Le turbocompresseur est une invention aussi vieille que l'automobile. Par rapport à un compresseur entraîné par le vilebrequin qui augmente artificiellement le mélange gazeux du moteur en accroissant la pression à l'admission, le turbo utilise une source de fonctionnement différente. Celle-ci est gratuite puisque ce sont les gaz d'échappement qui servent à entraîner la turbine qui gave le moteur. Utilisé sur certaines machines fixes ou dans l'aviation, en théorie, le turbocompresseur est génial. En pratique, ce n'est pas tout à fait aussi évident, car il génère aussi quelques nuisances. Charger un moteur fait travailler le bloc en rigidité tandis que les gaz d'échappement qui entraînent le turbo dégagent beaucoup de calories. Elles réchauffent l'air aspiré qui perd du volume, donc du rendement. C'est le serpent qui se mort la queue, en fait. Penchons nous sur cette mode qui a duré une petite quinzaine d'années.


Compressons la Corvair


Les Américains ont été les pionniers du turbo en compétition puisqu'ils équipaient déjà les monoplaces Indy à l'antique moteur Offenhauser dans les années 50. C'était un artifice facile pour trouver des chevaux à petit prix. Il suffisait de greffer cet organe à l'extérieur du moteur en le branchant d'un côté sur l'échappement et de l'autre sur l'admission. Et le tour était joué. C'est ce qu'on a dû se dire au sein de la General Motors, en 1962, lorsqu'on a désiré accroître la puissance de la Corvair handicapée par un trop petit moteur. Cet accouplement séduisant sur le papier puisqu'il portait sa puissance à 150 ch se révéla très décevant en usage quotidien avec en prime une robustesse aléatoire. Fin de l'expérience turbo.

Chevrolet Corvair

C'est la compétition qui remis le turbo en selle. Dès 1967, Alfa adapta deux compresseurs sur ses GTA SA (SovrAlimentata) de compétition tandis que BMW faisait de même sur la 2002 qui devint imbattable. Fort de cette expérience, le constructeur munichois fut le premier européen à proposer dès fin 1973 un modèle turbocompressé de série. Grâce au turbo, la 2002 ti passait de 130 à 170 ch, soit la puissance d'une bonne 3 litres d'alors avec des accélérations foudroyantes. Revers de la médaille : un énorme temps de réponse, une consommation élevée et pas une très grande robustesse mécanique à l'usage. Mais nous vivions encore les balbutiements de la génération turbo.

BMW 2002 Turbo


1200 ch grâce au turbo


A cette époque, c'est vrai, il n'y avait pas encore de détecteur de cliquetis, pas de refroidissement par eau des turbos généralement trop gros entraînant de ce fait un interminable temps de réponse, pas l'ombre d'un échangeur air/air (intercooler) chargé de refroidir l'air échauffé à plus de 60 degrés, une admission par carburateur soit soufflée, soit aspirée, selon la place qu'on avait pu trouver pour loger tant bien que mal le turbo en amont ou aval ...

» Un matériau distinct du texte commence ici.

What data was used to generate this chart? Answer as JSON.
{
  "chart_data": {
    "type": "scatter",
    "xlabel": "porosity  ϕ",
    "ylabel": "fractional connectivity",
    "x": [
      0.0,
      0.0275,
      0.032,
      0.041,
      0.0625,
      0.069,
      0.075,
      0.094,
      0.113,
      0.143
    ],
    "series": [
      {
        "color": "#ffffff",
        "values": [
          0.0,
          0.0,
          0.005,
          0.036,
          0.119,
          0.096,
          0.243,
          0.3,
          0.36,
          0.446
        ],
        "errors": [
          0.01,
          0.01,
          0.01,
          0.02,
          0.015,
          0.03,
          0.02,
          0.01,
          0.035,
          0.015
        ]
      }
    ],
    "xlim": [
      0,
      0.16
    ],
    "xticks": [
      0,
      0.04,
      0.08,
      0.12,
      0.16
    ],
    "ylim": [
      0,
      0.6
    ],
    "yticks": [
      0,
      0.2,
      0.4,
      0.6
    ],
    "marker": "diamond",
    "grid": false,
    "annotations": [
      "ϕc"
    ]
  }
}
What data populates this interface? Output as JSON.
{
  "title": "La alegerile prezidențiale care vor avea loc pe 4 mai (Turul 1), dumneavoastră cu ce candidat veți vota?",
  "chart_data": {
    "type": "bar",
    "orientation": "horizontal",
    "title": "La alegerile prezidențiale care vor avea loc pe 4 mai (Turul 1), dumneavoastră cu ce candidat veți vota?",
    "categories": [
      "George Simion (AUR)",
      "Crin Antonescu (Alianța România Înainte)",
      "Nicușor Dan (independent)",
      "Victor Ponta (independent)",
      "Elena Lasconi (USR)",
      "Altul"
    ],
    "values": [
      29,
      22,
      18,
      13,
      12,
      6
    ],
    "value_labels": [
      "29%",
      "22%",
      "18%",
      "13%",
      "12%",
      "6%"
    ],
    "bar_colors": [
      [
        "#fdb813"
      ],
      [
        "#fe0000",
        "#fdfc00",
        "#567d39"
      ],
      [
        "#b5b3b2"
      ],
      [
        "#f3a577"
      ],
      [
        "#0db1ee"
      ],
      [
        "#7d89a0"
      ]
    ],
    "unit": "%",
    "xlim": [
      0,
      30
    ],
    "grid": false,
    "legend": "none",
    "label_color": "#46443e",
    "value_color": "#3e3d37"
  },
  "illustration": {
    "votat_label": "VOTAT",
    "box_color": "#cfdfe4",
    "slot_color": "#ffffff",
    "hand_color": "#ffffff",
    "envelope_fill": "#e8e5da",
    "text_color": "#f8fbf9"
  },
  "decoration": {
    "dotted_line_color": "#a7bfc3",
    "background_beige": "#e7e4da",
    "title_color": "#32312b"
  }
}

On peut dire que Porsche a été le grand apôtre du turbo qu'il a pu mettre soigneusement au point en compétition sur les 917 Canam dont les dernières versions délivraient plus de 1200 ch en 1973. Après avoir dévoilé un prototype 911 en 1973 et terminé 2ème au Mans l'année suivante avec une monstrueuse 911 de 500 ch, le constructeur allemand en dériva une version de série qui vit le jour en octobre 1974.

Grâce à cet accessoire magique, la puissance du flat-six de 3 litres grimpait de 200 à 260 ch, et même 300 ch sur la version 3,3 litres bien améliorée qui lui succéda. Porsche imposera la turbo en endurance suivi par Renault qui s'y intéressait depuis 1972, le greffant sur certaines berlinette de compétition. En s'imposant aux 24 H du Mans 1978 et surtout en s'impliquant à fond en Formule 1 avec cette technologie, Renault, après Porsche, allait ouvrir la voie à la génération turbo, face à pas mal de scepticisme.

Porsche 911 Turbo


Souffler n'est pas jouer


Ces années là, on commença à investir beaucoup sur le turbo qui semblait être la technologie de l'avenir. D'abord pour les moteurs diesels, puisque Mercedes suivi par Peugeot pour sa 604 GTD a été le premier à tenter ce pari réussi. En essence, c'est vraiment Audi qui va démocratiser la mode turbo sur ce type de moteur, car la BMW 2002 Turbo, la 911 Turbo et l'Alfetta GTV Turbodelta produite à 400 exemplaires en 1979/80 restaient néanmoins des voitures marginales.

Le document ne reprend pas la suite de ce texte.